In many biological applications, parameter inference for models of interest from data is computationally challenging. Ideally, one would like to infer parameters using either maximum likelihood or Bayesian approaches which explicitly calculate the likelihood of the data given the parameters. While such likelihoods can be calculated for data from non-recombining regions [1, 2] and for data where all sites are independent [3, 4], full-likelihood methods are not currently feasible for many models of interest (complex demography with recombination, for example). Therefore, approximations are desirable.

In the last several years, approximate methods based on summary statistics have gained in popularity. These methods come in several flavors:

1. Simulate a grid over the parameter space in order to calculate the likelihood of the observed summaries, given parameters [5, 6]. The maximum-likelihood estimate is the point on the grid that maximizes the likelihood of the observed summary statistics.

2. The maximum-likelihood algorithm can be modified to perform Bayesian inference by simulating parameters from prior distributions, calculating summary statistics, and accepting the parameters if they are "close enough" to the observed [7, 8]. The method runs until the desired number of acceptances are obtained, and can be extremely time-consuming. I refer to this approach as rejection sampling, and it has been applied in several contexts [9–11].
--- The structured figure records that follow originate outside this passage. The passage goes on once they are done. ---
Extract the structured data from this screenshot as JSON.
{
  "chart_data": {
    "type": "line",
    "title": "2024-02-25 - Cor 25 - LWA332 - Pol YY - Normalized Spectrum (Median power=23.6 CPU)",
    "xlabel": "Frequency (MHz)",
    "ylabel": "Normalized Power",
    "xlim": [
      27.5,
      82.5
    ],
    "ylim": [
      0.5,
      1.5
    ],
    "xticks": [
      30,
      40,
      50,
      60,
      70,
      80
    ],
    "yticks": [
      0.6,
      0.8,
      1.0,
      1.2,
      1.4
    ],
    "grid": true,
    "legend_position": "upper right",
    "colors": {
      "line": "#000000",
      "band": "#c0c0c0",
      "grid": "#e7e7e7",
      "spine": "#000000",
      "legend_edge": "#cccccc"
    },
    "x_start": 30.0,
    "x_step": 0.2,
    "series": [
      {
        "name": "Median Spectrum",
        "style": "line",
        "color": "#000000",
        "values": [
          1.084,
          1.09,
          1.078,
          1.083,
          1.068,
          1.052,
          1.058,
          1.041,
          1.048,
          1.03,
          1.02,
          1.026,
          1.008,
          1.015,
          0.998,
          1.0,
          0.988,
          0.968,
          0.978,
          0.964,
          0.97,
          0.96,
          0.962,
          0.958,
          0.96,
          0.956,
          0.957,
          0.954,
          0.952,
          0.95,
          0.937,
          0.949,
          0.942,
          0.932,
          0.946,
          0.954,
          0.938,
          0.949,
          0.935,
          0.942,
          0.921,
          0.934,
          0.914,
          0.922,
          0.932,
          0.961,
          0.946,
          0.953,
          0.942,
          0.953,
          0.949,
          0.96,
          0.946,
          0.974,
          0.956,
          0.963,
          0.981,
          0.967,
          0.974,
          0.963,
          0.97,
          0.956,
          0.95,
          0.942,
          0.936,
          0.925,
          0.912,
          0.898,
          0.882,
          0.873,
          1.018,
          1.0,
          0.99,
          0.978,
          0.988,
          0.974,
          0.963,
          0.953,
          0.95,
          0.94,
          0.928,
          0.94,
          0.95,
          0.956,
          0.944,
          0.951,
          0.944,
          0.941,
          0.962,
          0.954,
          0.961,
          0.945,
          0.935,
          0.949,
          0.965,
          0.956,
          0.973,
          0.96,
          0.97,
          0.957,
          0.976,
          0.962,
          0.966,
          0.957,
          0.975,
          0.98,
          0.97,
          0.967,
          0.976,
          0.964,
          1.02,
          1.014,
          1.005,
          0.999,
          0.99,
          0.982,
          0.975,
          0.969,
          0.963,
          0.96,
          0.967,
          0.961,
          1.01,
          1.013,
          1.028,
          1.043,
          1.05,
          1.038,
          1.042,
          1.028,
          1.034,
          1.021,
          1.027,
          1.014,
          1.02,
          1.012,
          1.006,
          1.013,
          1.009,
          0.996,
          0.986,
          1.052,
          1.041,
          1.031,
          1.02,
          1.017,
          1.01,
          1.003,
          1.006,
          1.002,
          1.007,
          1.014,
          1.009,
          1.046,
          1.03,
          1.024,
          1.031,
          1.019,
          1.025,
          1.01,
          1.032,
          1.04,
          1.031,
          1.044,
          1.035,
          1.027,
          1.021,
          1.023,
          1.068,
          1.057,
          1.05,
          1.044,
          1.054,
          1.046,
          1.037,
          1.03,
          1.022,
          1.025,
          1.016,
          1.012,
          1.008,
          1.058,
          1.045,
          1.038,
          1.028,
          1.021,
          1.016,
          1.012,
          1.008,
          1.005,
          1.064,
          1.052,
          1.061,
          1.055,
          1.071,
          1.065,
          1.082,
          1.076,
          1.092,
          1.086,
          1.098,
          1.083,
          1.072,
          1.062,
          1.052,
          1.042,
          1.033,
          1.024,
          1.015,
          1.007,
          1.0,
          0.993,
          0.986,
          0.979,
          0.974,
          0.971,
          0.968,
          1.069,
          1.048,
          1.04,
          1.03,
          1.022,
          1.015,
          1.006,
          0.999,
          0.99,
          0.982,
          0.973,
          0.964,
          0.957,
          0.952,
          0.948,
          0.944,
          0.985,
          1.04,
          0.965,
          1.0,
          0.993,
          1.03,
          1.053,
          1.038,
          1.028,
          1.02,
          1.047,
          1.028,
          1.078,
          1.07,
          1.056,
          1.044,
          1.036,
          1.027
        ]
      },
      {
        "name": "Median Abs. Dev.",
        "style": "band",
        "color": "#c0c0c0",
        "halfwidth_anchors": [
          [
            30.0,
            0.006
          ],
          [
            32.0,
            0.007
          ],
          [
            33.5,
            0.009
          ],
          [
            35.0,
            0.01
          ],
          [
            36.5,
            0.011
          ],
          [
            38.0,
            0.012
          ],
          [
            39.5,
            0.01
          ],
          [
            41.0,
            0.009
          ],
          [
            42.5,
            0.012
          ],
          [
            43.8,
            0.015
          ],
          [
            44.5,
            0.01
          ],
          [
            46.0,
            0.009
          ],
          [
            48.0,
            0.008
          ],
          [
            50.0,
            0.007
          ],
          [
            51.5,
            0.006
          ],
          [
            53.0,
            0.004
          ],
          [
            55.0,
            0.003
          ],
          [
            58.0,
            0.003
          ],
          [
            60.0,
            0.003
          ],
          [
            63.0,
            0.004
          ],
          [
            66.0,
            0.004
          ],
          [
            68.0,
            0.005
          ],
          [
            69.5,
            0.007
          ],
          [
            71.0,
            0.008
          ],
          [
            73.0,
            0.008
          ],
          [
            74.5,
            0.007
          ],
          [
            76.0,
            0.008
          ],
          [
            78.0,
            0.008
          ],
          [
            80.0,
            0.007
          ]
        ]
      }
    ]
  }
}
3. Decide ahead of time how many random draws to take from a prior distribution, then accept the fraction of draws which generate summary statistics closest to the data, according to some distance metric. This is the rejection-sampling approach of [12], and differs from the approach of [7–11] in that a*finite number of simulations are performed from the prior* instead of repeatedly simulating from the prior until a desired number of acceptances are recorded.

4. Take the parameters accepted from Method 3, and regress those acceptances onto the distance between the simulated and observed summary statistics [12].

The latter three methods are all forms of "Approximate Bayesian Computation" (ABC), a term which generally applies to inference problems using summary statistics instead of explicit calculations of likelihoods. The three Bayesian schemes described above are the simplest form of ABC, and the approach has been extended to use Markov Chain Monte Carlo techniques to explore the parameter space [13] and sequential Monte Carlo [14]. Further developments include formalizing methods for choosing summary statistics [15] and methods for model selection [16]. In this paper, I will use "regression ABC" to refer to Method 4, the regression approach of [12]. The main appeal of regression ABC is speed, overcoming a major limitation of rejection-sampling, which is often too slow to feasibly evaluate the performance of the estimator (due to requiring high rejection rates in order to obtain reasonable estimates [8, 11]). In general, the regression ABC method has several appealing features, including simplicity of implementation, speed, and flexibility. The flexibility is a key issue, as it allows one to rapidly explore how many, and which, summary statistics to use, which is an important issue, as subtle choices can lead to surprising biases in estimation [17].

Currently, many tools are available for the rapid development and testing of summary-statistic based approaches to inference, including rapid coalescent simulations for both neutral models [18] and simple models of selection [9, 19, 20], software to calculate summary statistics from simulation output [21], and open-source statistical packages such asR[22]. Currently, the only software package available to implement the regression algorithm of [12] is implemented in theR language, and is available from http://www.rubic.rdg.ac.uk/~mab/. The purpose of this paper is to describe a software package which automates the linear regression portion of regression ABC analyses in a fast and flexible way, with user-friendly features simplifying automation. The results from the current code have been validated against independentR implementations, and the "ABCreg" package is fully documented for use by non-programmers.